Nie dane było mi dokończyć dzieła jako komendant miejski Państwowej Straży Pożarnej i nie do końca byłem spełniony. Wiem, że jeszcze dużo jest do robienia w Elblągu i nie wyobrażam sobie, żebym miał siedzieć w domu i nic nie robić. Miałem bardzo długi urlop, ale wiedziałem, że prędzej czy później będę szukał zatrudnienia. Akurat pan Prezydent poszukiwał kogoś nowego na stanowisko kierownika Referatu Bezpieczeństwa i Zarządzania Kryzysowego.
Stwierdził Pan, że to ta oferta będzie idealna dla Pana?
Lepiej chyba nie mogłem trafić. To jest coś, co pozwoli mi kontynuować moją poprzednią prace. Myślę, że to jest wspaniałe miejsce, w którym mogę wykorzystać moje doświadczenie ze Straży Pożarnej, ale przede wszystkim doświadczenie jakie wypracowałem poprzez wieloletnią współprace z innymi służbami.

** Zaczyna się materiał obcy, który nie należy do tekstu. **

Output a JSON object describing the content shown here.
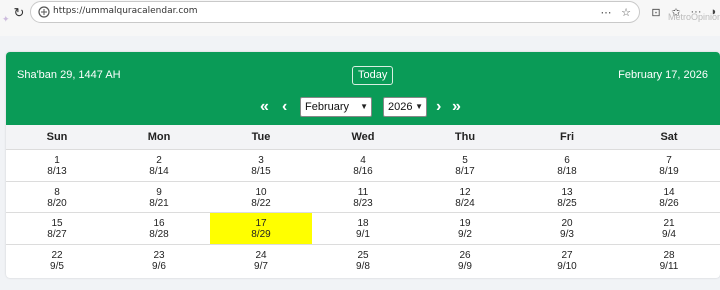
{
  "browser": {
    "url": "https://ummalquracalendar.com",
    "faded_right": "MetroOpinion"
  },
  "header": {
    "hijri_date": "Sha'ban 29, 1447 AH",
    "today_label": "Today",
    "gregorian_date": "February 17, 2026",
    "month_value": "February",
    "year_value": "2026",
    "first_glyph": "«",
    "prev_glyph": "‹",
    "next_glyph": "›",
    "last_glyph": "»"
  },
  "weekdays": [
    "Sun",
    "Mon",
    "Tue",
    "Wed",
    "Thu",
    "Fri",
    "Sat"
  ],
  "weeks": [
    [
      [
        "1",
        "8/13"
      ],
      [
        "2",
        "8/14"
      ],
      [
        "3",
        "8/15"
      ],
      [
        "4",
        "8/16"
      ],
      [
        "5",
        "8/17"
      ],
      [
        "6",
        "8/18"
      ],
      [
        "7",
        "8/19"
      ]
    ],
    [
      [
        "8",
        "8/20"
      ],
      [
        "9",
        "8/21"
      ],
      [
        "10",
        "8/22"
      ],
      [
        "11",
        "8/23"
      ],
      [
        "12",
        "8/24"
      ],
      [
        "13",
        "8/25"
      ],
      [
        "14",
        "8/26"
      ]
    ],
    [
      [
        "15",
        "8/27"
      ],
      [
        "16",
        "8/28"
      ],
      [
        "17",
        "8/29"
      ],
      [
        "18",
        "9/1"
      ],
      [
        "19",
        "9/2"
      ],
      [
        "20",
        "9/3"
      ],
      [
        "21",
        "9/4"
      ]
    ],
    [
      [
        "22",
        "9/5"
      ],
      [
        "23",
        "9/6"
      ],
      [
        "24",
        "9/7"
      ],
      [
        "25",
        "9/8"
      ],
      [
        "26",
        "9/9"
      ],
      [
        "27",
        "9/10"
      ],
      [
        "28",
        "9/11"
      ]
    ]
  ],
  "highlighted_day": "17",
  "colors": {
    "header": "#0a9b57",
    "highlight": "#ffff00"
  }
}
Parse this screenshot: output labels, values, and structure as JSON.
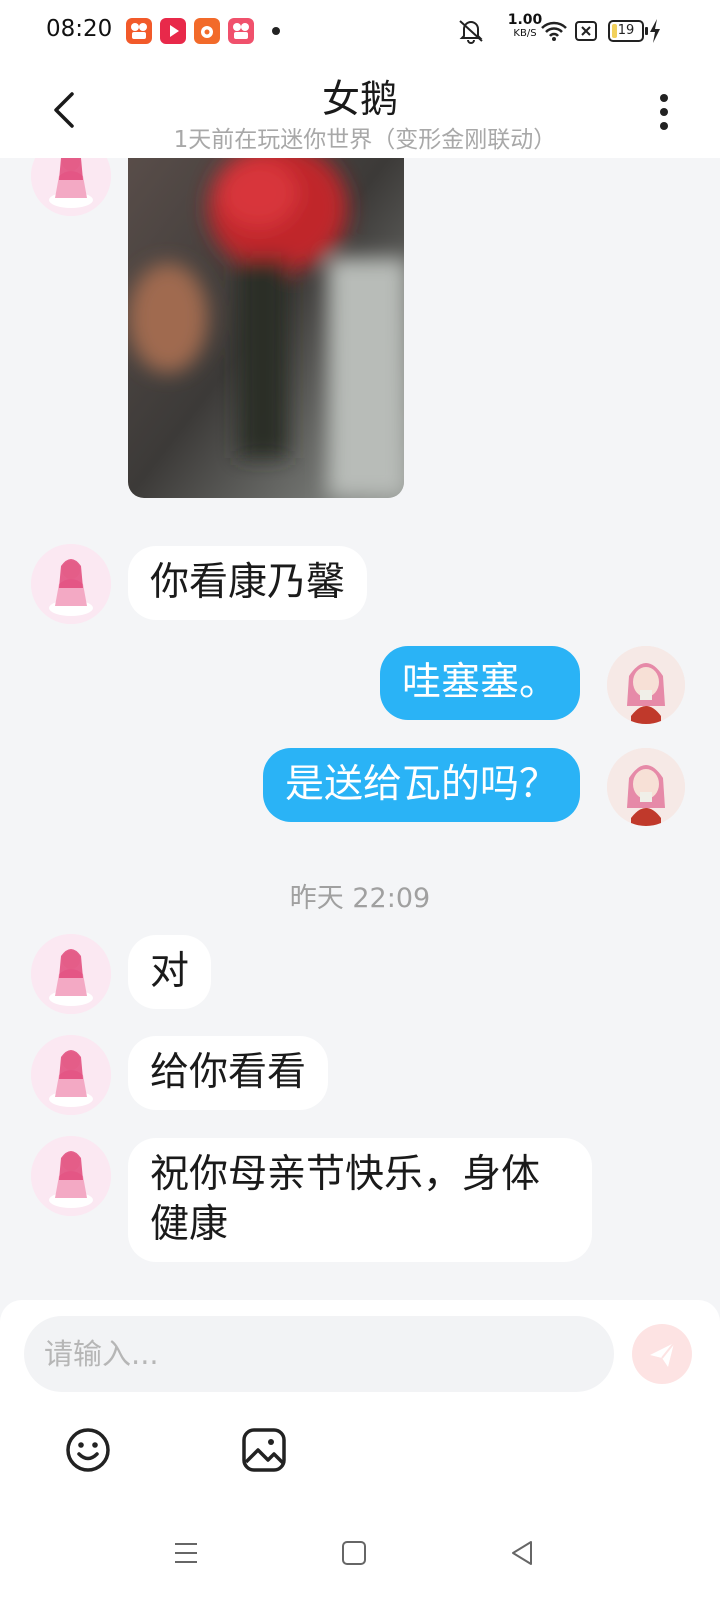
{
  "status_bar": {
    "time": "08:20",
    "network_speed_value": "1.00",
    "network_speed_unit": "KB/S",
    "battery_level": "19",
    "icons": [
      "app-icon-kuaishou",
      "app-icon-video",
      "app-icon-game",
      "app-icon-kuaishou-2",
      "notification-dot",
      "mute-icon",
      "wifi-icon",
      "no-sim-icon",
      "battery-icon",
      "charging-icon"
    ]
  },
  "header": {
    "title": "女鹅",
    "subtitle": "1天前在玩迷你世界（变形金刚联动）"
  },
  "messages": [
    {
      "side": "in",
      "type": "image"
    },
    {
      "side": "in",
      "type": "text",
      "text": "你看康乃馨"
    },
    {
      "side": "out",
      "type": "text",
      "text": "哇塞塞。"
    },
    {
      "side": "out",
      "type": "text",
      "text": "是送给瓦的吗？"
    },
    {
      "type": "timestamp",
      "text": "昨天 22:09"
    },
    {
      "side": "in",
      "type": "text",
      "text": "对"
    },
    {
      "side": "in",
      "type": "text",
      "text": "给你看看"
    },
    {
      "side": "in",
      "type": "text",
      "text": "祝你母亲节快乐，身体",
      "line2": "健康"
    }
  ],
  "input": {
    "placeholder": "请输入..."
  },
  "colors": {
    "outgoing_bubble": "#2ab3f6",
    "incoming_bubble": "#ffffff",
    "background": "#f4f5f7",
    "send_button": "#fde3e3"
  }
}
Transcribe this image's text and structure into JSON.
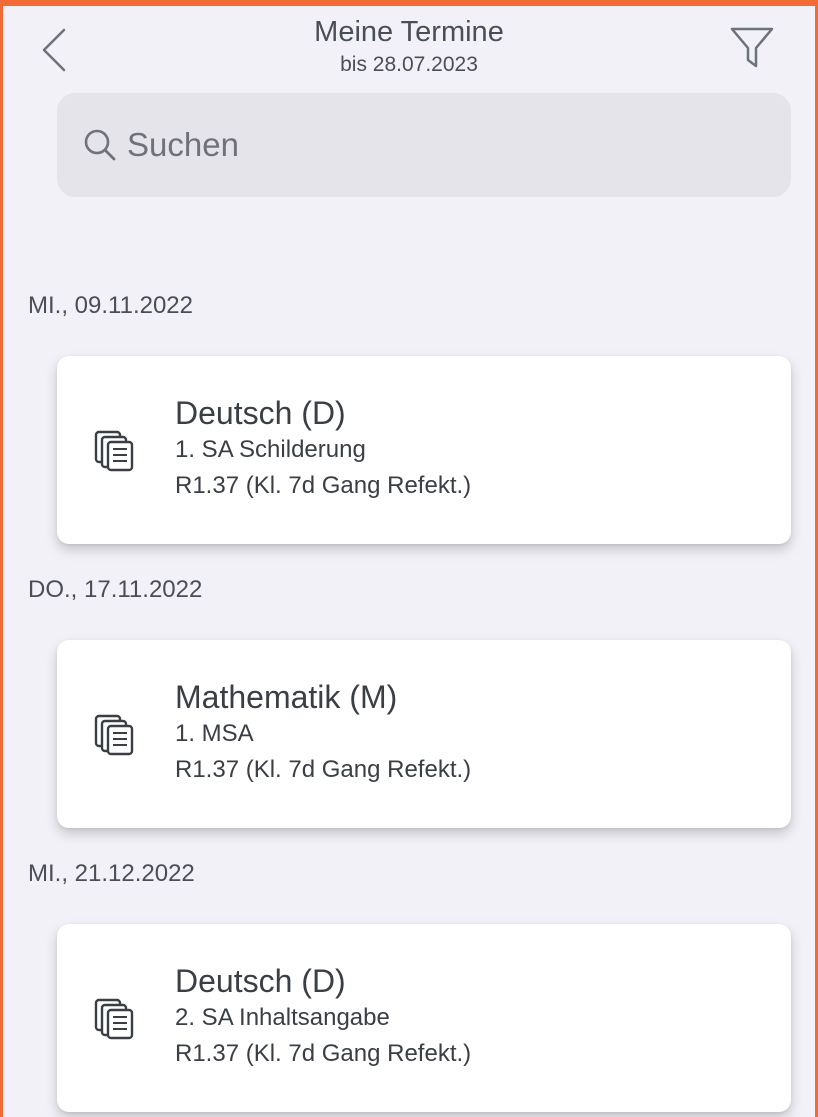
{
  "header": {
    "title": "Meine Termine",
    "subtitle": "bis 28.07.2023"
  },
  "search": {
    "placeholder": "Suchen"
  },
  "colors": {
    "accent": "#f26a35",
    "background": "#f2f1f7",
    "card": "#ffffff",
    "text": "#3a3f45"
  },
  "sections": [
    {
      "date": "MI., 09.11.2022",
      "items": [
        {
          "subject": "Deutsch (D)",
          "title": "1. SA Schilderung",
          "room": "R1.37 (Kl. 7d Gang Refekt.)",
          "icon": "documents-icon"
        }
      ]
    },
    {
      "date": "DO., 17.11.2022",
      "items": [
        {
          "subject": "Mathematik (M)",
          "title": "1. MSA",
          "room": "R1.37 (Kl. 7d Gang Refekt.)",
          "icon": "documents-icon"
        }
      ]
    },
    {
      "date": "MI., 21.12.2022",
      "items": [
        {
          "subject": "Deutsch (D)",
          "title": "2. SA Inhaltsangabe",
          "room": "R1.37 (Kl. 7d Gang Refekt.)",
          "icon": "documents-icon"
        }
      ]
    }
  ]
}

Jak odnajduje się Pan w nowym miejscu?
Już widzę, że specyfika pracy jest troszeczkę inna niż to, co sobie wyobrażałem, ale skoro podjąłem wyzwanie nie wolno mi zawieść. Wiem, że Prezydent najwięcej oczekuje ode mnie w temacie zagrożenia powodziowego. Tu dużo było zrobione, ale jest też duże pole do popisu. Moim obowiązkiem jest dbać o bezpieczeństwo mieszańców, a to powódź jest zagrożeniem, z którym utożsamiają się wszyscy nasi mieszkańcy.
W jakim stanie zastał Pan Referat?
Nie ma takiego szefa, który nie przyjdzie i nie będzie wprowadzał swoich pomysłów, które niekoniecznie zawsze są dobrze odbierane przez pracowników. Powoli docieramy się i okazuje się, że kiedy nadajemy na tych samych falach to pracujemy bez najmniejszego zarzutu.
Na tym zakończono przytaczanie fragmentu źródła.